Tuesday, November 3, 2009

Every Little Thing He Does

My paranoia has been really bad the last couple months. I'm convinced that everything my partner says is a lie. Even the smallest thing, I freak out and think that things are going on behind my back. And it doesn't stop there. I investigate until I can prove to myself that he isn't actually lying to me. When I can't, I just can't let it go. It gets to me until I blow up at him, which of course leads to a fight about self-confidence and jealousy. I don't mean to. Until recently I couldn't even see myself doing it, but now I feel it coming and I know that I'm not strong enough to fight it off. So I stare out the window and see which direction he comes from. Because if he comes from the other direction, well, he wasn't where he said, was he? If the phone rings and it isn't a phone number I know, I google it, I reverse look up on five different phone number sites. When I get a name (and it's female), I research the name. I go on Facebook to see who it is. It's usually a wrong number.

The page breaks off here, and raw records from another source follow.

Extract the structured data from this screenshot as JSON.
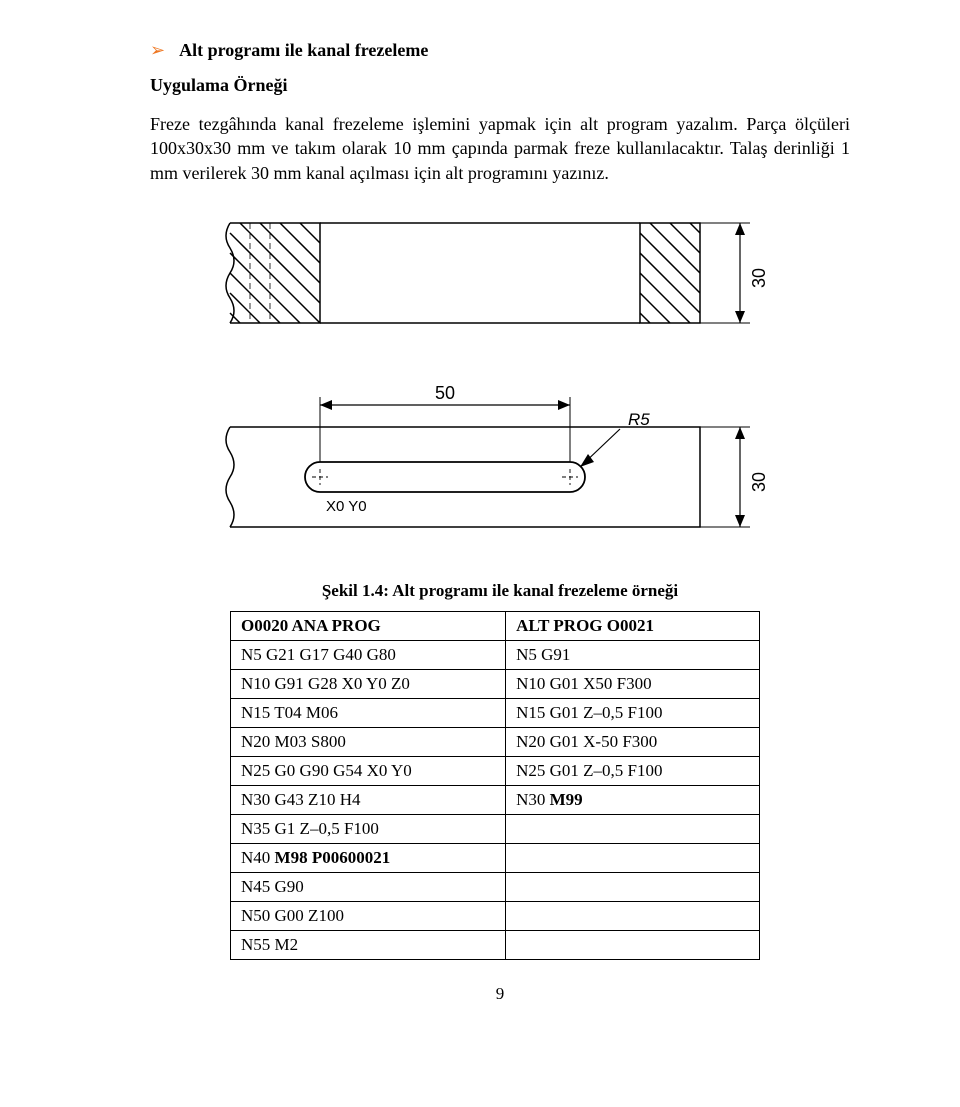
{
  "bullet_glyph": "➢",
  "bullet_color": "#ee7722",
  "heading": "Alt programı ile kanal frezeleme",
  "subheading": "Uygulama Örneği",
  "paragraph": "Freze tezgâhında kanal frezeleme işlemini yapmak için alt program yazalım. Parça ölçüleri 100x30x30 mm ve takım olarak 10 mm çapında parmak freze kullanılacaktır. Talaş derinliği 1 mm verilerek 30 mm kanal açılması için alt programını yazınız.",
  "figure1": {
    "dim_label": "30",
    "stroke": "#000000",
    "hatch": "#000000"
  },
  "figure2": {
    "dim_width_label": "50",
    "dim_height_label": "30",
    "radius_label": "R5",
    "origin_label": "X0 Y0",
    "stroke": "#000000"
  },
  "caption": "Şekil 1.4: Alt programı ile kanal frezeleme örneği",
  "table": {
    "header_left": "O0020  ANA PROG",
    "header_right": "ALT PROG O0021",
    "rows": [
      [
        "N5 G21 G17 G40 G80",
        "N5 G91"
      ],
      [
        "N10 G91 G28 X0 Y0 Z0",
        "N10 G01 X50 F300"
      ],
      [
        "N15 T04 M06",
        "N15 G01 Z–0,5 F100"
      ],
      [
        "N20 M03 S800",
        "N20 G01 X-50 F300"
      ],
      [
        "N25 G0 G90 G54 X0 Y0",
        "N25 G01 Z–0,5 F100"
      ],
      [
        "N30 G43 Z10 H4",
        "N30 M99"
      ],
      [
        "N35 G1 Z–0,5 F100",
        ""
      ],
      [
        "N40 M98 P00600021",
        ""
      ],
      [
        "N45 G90",
        ""
      ],
      [
        "N50 G00 Z100",
        ""
      ],
      [
        "N55 M2",
        ""
      ]
    ],
    "bold_cells": {
      "7-0": [
        "M98 P00600021"
      ],
      "5-1": [
        "M99"
      ]
    }
  },
  "page_number": "9"
}
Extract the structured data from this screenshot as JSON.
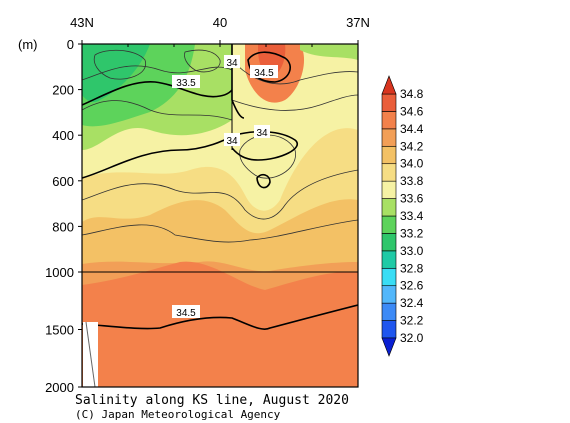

I've been really short-tempered with him lately too and I can feel it starting to take its toll. I mean, he's still with me and he's put up with a lot. I get mad when he spills something or drops something, as if it's his fault. It's really stupid but I have a hard time just letting things go now and it's starting to get a bit scary.

I won't get into my jealousy issues now, because I know there will be plenty of those posts later on.